Le blog de Stream Affect

« Mon corps, cet allié... »

« Notre corps physique possède une sagesse qui fait défaut à celui qui l’habite. » Henry Miller

« Je suis professeur de mouvements, donc j'ai une relation assez particulière avec mon corps. C'est parfois un outil de frustration, de complexe. Mon feed Instagram est rempli de gens qui font des trucs de ouf, comme des tractions à un bras ou des équilibres sur une main, que je ne suis pas encore capable de réussir.

Cette relation a un peu changé, un jour en particulier, où je devais pratiquer avec d'autres professeurs de mouvements. On ne s'était jamais rencontrés. Ils sont venus à Paris, et on s'est dit que ce serait cool de s'entraîner ensemble.

Et à ce moment-là, je préparais un mouvement qui s'appelle "la montée en force". C'est un mouvement d'équilibre sur les mains, où tu pars en étant debout, tu viens poser tes mains au sol. Et en poussant sur tes mains, tu vas lever tes jambes, pour finir en équilibre en poirier. C'est un mouvement qui me faisait rêver depuis des années et que j'ai toujours voulu pratiquer. Et à ce moment-là, j'étais vraiment en train de me focaliser sur ce truc, et j'étais assez frustré parce que je sentais que je n'arrivais pas à progresser. Je ne comprenais pas pourquoi mon corps ne m'aidait pas plus à réaliser cette progression.

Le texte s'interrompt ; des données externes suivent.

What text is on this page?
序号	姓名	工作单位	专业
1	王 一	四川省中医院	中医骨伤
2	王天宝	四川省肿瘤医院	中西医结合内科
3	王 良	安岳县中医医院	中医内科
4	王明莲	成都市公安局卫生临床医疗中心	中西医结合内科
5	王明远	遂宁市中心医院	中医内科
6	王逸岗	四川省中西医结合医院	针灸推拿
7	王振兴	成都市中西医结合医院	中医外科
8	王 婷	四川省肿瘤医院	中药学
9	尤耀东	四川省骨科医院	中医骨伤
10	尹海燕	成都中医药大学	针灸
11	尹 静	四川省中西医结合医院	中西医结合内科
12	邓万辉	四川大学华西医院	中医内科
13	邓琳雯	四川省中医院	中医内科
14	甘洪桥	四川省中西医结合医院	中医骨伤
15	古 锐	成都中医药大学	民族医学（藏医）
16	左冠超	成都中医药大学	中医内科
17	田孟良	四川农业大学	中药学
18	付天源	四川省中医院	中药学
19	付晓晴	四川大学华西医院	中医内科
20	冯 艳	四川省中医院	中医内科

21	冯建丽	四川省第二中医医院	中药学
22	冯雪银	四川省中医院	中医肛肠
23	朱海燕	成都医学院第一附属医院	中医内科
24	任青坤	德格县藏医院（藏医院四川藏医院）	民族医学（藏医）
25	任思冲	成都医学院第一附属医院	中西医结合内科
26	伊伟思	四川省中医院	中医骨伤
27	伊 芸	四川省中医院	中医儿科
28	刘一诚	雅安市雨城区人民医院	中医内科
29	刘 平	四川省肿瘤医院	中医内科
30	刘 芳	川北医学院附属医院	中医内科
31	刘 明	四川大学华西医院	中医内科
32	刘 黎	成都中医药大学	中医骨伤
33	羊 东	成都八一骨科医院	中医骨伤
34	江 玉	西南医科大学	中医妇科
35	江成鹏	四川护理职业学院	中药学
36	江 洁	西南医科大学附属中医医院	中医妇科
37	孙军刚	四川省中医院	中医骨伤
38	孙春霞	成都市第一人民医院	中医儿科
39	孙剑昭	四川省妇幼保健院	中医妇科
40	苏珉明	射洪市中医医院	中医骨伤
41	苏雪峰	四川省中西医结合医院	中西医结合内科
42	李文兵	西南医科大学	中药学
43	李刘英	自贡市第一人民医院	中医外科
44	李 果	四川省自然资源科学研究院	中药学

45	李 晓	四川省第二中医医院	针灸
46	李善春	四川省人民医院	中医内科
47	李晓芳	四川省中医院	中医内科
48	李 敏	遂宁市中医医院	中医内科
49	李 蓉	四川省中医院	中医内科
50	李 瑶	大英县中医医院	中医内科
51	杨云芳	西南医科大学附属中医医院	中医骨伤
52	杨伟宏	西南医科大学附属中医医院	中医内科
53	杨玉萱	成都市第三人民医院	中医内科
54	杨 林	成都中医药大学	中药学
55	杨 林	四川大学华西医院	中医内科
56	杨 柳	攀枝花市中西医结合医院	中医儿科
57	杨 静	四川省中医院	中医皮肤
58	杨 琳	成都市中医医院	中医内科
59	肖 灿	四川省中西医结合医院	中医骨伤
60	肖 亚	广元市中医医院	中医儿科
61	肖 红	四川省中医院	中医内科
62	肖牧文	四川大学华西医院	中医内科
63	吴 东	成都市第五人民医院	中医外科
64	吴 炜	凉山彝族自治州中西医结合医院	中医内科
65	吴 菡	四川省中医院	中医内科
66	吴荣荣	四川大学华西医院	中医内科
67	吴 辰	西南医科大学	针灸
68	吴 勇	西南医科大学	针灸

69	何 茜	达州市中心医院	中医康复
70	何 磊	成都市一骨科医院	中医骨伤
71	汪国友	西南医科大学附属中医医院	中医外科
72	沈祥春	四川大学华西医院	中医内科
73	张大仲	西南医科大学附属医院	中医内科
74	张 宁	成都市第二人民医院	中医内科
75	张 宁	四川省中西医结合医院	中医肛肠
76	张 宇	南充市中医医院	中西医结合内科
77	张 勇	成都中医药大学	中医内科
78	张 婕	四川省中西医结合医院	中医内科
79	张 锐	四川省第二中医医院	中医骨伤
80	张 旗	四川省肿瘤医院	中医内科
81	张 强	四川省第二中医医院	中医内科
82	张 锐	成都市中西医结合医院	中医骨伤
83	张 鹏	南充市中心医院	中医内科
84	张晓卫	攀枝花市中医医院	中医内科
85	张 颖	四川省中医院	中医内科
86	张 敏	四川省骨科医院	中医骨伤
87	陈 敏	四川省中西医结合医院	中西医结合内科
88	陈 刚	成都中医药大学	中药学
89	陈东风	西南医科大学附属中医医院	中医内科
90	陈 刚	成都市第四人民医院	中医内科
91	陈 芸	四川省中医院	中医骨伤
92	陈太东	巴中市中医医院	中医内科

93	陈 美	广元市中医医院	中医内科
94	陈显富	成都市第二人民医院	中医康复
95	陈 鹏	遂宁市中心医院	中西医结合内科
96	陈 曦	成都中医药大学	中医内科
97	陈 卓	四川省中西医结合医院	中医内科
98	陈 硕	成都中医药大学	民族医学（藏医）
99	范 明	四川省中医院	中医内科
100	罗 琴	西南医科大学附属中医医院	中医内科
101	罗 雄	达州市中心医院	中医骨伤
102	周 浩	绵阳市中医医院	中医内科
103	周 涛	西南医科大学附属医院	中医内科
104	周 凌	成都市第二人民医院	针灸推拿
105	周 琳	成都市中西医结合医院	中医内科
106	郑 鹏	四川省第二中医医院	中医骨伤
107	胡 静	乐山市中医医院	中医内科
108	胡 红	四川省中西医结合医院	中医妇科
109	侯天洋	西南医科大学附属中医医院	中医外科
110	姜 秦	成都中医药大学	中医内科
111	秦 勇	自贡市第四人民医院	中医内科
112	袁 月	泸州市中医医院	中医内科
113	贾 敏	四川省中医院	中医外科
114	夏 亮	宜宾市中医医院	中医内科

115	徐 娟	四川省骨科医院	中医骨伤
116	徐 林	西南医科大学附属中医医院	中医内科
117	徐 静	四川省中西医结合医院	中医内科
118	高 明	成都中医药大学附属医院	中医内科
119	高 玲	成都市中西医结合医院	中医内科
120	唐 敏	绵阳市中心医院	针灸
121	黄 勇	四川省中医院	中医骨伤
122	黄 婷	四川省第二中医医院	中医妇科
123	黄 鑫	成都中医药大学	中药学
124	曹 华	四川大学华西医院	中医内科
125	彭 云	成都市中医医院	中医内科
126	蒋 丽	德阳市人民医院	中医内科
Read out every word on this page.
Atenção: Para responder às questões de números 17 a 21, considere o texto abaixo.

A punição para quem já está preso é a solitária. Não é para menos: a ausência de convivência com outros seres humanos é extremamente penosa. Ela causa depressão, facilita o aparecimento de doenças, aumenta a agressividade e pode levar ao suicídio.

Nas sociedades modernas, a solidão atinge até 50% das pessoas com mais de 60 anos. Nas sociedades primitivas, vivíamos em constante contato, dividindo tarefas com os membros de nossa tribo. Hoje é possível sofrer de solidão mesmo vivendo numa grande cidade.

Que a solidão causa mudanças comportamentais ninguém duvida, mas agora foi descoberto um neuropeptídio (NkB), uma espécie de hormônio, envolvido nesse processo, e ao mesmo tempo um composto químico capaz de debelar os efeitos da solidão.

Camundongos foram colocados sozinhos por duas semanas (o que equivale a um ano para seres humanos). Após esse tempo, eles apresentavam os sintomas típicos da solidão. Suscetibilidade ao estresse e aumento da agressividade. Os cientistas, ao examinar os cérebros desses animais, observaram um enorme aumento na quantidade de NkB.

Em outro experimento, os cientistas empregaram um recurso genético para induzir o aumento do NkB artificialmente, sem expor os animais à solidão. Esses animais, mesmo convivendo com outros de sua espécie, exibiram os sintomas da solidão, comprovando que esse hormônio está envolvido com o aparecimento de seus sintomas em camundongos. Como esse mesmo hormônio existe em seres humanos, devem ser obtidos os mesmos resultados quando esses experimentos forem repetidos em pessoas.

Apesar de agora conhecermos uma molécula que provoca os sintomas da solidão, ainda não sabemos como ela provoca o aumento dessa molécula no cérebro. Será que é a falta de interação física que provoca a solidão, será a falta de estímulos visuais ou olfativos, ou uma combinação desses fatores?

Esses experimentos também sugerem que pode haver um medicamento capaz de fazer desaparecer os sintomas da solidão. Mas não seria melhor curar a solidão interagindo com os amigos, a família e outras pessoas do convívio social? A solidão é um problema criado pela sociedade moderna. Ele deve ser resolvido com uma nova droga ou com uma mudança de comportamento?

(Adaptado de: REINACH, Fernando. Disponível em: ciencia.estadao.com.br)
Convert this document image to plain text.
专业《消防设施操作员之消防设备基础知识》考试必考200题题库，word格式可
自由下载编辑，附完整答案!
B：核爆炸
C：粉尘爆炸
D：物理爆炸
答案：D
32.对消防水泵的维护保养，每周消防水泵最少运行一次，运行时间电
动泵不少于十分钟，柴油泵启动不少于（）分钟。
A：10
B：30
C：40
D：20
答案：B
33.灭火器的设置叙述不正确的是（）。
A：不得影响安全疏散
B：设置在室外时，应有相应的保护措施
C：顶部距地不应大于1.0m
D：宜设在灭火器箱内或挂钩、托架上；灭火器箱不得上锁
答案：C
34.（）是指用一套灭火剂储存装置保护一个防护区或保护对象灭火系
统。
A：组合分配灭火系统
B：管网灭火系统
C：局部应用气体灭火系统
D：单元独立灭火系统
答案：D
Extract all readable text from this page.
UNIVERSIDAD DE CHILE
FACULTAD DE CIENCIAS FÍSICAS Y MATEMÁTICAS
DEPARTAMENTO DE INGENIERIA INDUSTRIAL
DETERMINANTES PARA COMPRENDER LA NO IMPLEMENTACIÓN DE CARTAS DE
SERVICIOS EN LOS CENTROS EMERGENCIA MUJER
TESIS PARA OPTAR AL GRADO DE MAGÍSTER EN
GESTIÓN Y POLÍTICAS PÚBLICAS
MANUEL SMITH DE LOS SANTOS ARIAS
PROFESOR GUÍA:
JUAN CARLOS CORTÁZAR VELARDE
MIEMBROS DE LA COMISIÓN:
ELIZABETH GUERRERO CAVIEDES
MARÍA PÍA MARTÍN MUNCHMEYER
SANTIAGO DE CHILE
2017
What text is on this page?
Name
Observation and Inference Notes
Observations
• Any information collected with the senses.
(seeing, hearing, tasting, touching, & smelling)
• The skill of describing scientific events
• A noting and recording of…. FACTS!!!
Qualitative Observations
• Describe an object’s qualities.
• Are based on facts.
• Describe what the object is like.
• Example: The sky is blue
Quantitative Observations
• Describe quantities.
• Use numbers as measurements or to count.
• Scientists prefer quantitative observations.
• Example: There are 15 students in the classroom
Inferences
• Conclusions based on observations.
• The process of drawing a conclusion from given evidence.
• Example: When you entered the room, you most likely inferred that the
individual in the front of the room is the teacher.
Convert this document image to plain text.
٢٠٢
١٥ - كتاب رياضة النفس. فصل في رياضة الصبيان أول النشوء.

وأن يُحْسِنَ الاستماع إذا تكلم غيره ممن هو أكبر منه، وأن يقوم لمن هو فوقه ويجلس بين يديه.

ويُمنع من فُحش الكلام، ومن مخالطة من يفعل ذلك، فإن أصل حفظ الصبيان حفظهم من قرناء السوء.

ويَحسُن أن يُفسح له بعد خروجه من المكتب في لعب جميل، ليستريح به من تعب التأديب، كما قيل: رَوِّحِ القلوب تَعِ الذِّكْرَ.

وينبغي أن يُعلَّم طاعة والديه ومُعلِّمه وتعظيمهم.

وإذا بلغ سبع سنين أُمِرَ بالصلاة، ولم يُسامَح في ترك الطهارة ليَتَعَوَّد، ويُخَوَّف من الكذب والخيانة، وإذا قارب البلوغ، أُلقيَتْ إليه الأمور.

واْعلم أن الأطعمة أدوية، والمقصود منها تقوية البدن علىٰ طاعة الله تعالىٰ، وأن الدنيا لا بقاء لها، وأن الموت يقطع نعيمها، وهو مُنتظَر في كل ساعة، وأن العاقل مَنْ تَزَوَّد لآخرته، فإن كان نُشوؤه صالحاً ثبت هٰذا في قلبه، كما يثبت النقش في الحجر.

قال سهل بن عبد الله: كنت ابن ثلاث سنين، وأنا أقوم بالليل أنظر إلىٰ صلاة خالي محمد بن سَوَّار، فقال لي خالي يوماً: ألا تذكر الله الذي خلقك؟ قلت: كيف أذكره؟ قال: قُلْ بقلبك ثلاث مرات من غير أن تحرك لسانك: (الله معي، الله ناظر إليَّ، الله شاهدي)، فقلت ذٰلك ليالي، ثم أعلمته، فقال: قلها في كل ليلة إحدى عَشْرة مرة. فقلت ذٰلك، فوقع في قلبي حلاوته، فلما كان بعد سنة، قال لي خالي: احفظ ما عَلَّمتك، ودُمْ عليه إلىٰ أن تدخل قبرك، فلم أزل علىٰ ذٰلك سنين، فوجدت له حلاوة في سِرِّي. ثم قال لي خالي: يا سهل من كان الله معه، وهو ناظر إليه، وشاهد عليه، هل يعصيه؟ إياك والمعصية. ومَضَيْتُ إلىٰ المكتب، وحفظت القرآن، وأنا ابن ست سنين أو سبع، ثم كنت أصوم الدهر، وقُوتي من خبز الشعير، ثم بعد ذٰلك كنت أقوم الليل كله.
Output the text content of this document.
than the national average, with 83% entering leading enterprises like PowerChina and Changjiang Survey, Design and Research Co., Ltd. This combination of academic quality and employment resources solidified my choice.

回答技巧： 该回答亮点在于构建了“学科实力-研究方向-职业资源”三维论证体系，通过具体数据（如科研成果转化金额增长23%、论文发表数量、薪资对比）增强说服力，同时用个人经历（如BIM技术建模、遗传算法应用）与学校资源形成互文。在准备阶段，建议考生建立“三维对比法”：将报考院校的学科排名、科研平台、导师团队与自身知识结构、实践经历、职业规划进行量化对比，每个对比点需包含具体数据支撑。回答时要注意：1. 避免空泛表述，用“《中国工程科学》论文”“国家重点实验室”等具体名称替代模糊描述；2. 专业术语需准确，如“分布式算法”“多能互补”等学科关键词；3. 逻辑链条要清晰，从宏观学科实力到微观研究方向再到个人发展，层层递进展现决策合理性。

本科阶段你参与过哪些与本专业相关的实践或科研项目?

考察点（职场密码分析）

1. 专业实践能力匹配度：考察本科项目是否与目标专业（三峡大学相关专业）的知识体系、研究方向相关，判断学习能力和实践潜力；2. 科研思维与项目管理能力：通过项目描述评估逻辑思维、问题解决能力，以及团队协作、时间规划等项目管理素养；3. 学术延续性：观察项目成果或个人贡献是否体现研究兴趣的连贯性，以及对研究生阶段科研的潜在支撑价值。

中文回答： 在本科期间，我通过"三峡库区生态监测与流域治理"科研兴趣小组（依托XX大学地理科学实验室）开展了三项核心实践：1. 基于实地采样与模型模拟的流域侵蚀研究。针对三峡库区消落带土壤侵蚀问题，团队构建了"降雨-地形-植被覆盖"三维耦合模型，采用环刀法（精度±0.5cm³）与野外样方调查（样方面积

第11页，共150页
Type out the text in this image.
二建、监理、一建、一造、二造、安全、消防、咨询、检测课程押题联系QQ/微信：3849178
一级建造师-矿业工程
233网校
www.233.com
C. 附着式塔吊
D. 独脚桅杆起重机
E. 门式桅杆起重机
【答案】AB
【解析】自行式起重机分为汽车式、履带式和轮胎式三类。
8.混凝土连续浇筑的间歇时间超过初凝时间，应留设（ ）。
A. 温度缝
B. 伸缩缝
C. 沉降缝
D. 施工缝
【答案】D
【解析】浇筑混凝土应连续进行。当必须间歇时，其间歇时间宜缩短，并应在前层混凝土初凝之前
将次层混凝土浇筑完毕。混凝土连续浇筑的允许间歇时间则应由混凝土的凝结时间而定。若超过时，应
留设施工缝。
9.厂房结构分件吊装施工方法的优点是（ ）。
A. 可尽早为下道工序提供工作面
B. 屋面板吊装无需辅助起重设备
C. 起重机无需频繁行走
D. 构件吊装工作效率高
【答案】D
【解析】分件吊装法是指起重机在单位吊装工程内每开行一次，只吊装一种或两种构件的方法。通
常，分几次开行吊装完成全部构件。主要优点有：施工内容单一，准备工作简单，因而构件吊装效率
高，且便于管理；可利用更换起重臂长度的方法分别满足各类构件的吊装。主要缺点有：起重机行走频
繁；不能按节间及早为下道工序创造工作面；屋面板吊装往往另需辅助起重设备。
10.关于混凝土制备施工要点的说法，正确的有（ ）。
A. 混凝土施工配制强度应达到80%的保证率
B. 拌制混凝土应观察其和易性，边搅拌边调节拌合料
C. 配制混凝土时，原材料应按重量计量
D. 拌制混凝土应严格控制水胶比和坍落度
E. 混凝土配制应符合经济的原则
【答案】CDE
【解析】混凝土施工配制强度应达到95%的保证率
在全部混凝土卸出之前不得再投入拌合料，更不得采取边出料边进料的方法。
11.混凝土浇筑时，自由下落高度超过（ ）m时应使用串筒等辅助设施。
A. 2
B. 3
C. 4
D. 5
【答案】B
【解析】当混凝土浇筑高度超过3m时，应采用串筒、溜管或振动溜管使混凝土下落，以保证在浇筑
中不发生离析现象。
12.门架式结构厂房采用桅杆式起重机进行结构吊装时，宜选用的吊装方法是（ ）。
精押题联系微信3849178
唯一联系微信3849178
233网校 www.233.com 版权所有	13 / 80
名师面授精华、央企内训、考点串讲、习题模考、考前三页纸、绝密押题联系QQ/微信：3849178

Je savais que les mecs avec qui j'allais m'entraîner, c'était un mouvement qu'ils maîtrisaient bien. Du coup, en abordant cette séance, j'étais un petit peu complexé.

On a commencé la séance, et au moment où on s'est dit "on va justement travailler ce mouvement de montée en force", je leur montre un petit peu où j'en suis en termes de progression et là les mecs me disent "non mais c'est sur que tu peux y arriver en fait". Le fait d'avoir la perspective de quelqu'un d'autre sur mon corps, sur la manière dont je l'utilisais, m'a permis d'adopter un autre regard, qui était peut-être moins critique que celui que je portais sur moi-même. Et j'ai éteint la petite voix qu'il y avait dans ma tête, qui me disait "non, tu ne peux pas encore, tu n'es pas prêt". J'ai écouté la voix de ces gens qui étaient là pour m'encourager. J'ai poussé sur mes mains... et c'est monté tout seul. Et le pire, c'est que je n'ai pas réussi une fois ce jour-là, mais j'en ai fait 10 sans problème ! Je suis rentré, j'étais tellement fier d'avoir enfin réussi ce mouvement, de sentir que mon corps n'était plus cet obstacle qui m'empêchait d'atteindre ce mouvement, cette montée en force, mais était devenu un allié.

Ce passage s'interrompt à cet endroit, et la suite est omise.